Размер шрифта
-
+

Свободные размышления. Воспоминания, статьи - стр. 17

Помню только, что долго интриговала меня афиша этой пьесы, которую я понимал буквально и не мог совместить эпитет «яровая» с существительным «любовь»…

Должен признаться, что чтение газет не всегда у меня складывалось удачно. Так, я очень увлекался фельетонами Сосновского66 в «Правде». Они действительно были хороши в своем жанре. Он очень увлеченно писал о всяких достижениях крестьян-единоличников (еще не было идеи коллективизации!). Так вот, название одного из его фельетонов я прочел вслух, чем очень рассмешил родителей. Назывался он «Пафос сепаратора», а я прочел: «Пафос серпаптора».

Не знаю, кому принадлежала идея осуществить у нас в школе свою театральную постановку. Был приглашен, как позднее я понял, замечательный характерный актер МХАТа – Таскин67. Выбор текста был не очень удачен: решили поставить сцену из «Мятежа» Фурманова. Долго репетировали и сыграли на общешкольном вечере с приглашением родителей. Таскин, который потратил много сил, чтобы создать на сцене «настроение», был недоволен, но зрителям очень понравилось.

Позднее, уже в 1950-е годы, я увидел Таскина в акимовской постановке «Дела» Сухово-Кобылина68. Он играл «Очень значительное лицо», и играл прекрасно. Видимо, его ценили в театральных кругах.

Из московских музеев я любил Третьяковку и ходил туда часто, один или с кем-нибудь из школьных приятелей, но с особенной любовью я ходил в Музей новой живописи69, собранный из щукинского и морозовского собраний.
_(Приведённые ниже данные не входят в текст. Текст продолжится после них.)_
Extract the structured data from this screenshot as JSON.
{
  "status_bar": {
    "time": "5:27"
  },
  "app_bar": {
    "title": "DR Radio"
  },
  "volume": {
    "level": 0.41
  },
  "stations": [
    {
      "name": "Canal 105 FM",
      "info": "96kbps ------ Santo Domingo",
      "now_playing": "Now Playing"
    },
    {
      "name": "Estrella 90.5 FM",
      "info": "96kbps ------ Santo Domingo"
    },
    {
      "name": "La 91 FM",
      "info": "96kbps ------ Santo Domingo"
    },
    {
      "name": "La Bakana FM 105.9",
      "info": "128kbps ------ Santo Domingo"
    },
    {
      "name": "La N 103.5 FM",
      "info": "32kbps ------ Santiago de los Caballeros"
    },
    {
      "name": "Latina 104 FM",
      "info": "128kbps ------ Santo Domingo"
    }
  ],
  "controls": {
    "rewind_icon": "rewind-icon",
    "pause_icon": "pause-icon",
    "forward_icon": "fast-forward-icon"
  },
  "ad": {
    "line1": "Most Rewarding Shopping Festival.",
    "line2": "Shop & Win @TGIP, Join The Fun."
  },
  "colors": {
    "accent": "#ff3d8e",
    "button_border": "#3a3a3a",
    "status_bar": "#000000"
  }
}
Тогда там не толпились туристы, и можно было спокойно смотреть, спокойно любоваться хорошими знакомыми. Так же, как в Третьяковке я любил Серова и Нестерова, так в Музее новой живописи мне почему-то полюбился Матисс, особенно его «Танец». Не знаю почему, эту любовь я долго хранил и тогда, когда Музей был закрыт, и картины из него перевезены в Ленинград и помещены на третьем этаже в Эрмитаже. Теперь я к Матиссу охладел и не чувствую той радости, какую он мне дарил в былые годы. Любил я тогда и мадмуазель Самари, а роскошные женщины Ренуара художественно к себе не располагали. К Сезанну я был равнодушен и в этой позиции так и остался, хотя Музей, весь как был, тоже, наверно, казался окном в Европу, [хотя] позднейшего ощущения духоты еще не было в воздухе.

Теперь вне хронологии хочу вспомнить, как я стремился прикоснуться к историческим личностям, прямо или косвенно, и что из этого выходило.

Насколько я помню, в 1926 году приезжали в Москву Мэри Пикфорд и Дуглас Фербенкс. Ее я так и не видал, а Дугласа видел в кино в двух фильмах, которые покорили меня, со всеми мальчишками страны, в «Робин Гуде» и особенно в «Знаке Зорро». В этих фильмах не было кровавых убийств и бессмысленных драк, а была красивая ловкость и очаровательная мужественность главного героя.

Я не пошел к Белорусскому вокзалу, на который они приехали, а пошел к отелю «Савой», но только издали увидал машину, которая их привезла.

Неудачно я «встречал» Горького. Тут я поехал к Белорусскому вокзалу, но опоздал – Горького уже увезли.

Более удачно, чем я, съездила мама в 1927 году в Ясную Поляну. В Москву приехал французский министр просвещения и захотел побывать в Ясной. Тогда не было ВОКСа70, специально для культурных связей и для агентурного наблюдения за приезжими иностранцами. Мама легко болтала по-французски (сказалось гимназическое воспитание!), и ее послали вместе с министром в Ясную. Из маминого рассказа о поездке я запомнил только финал: отвозила их на станцию дочь Льва Николаевича, Татьяна Львовна. Когда экипаж или сани были поданы, лошадь что-то заартачилась, и тогда Татьяна Львовна так на нее гаркнула, что мама не выдержала и восхитилась: «Ну и графинюшка!» – чем совершенно Татьяну Львовну не смутила.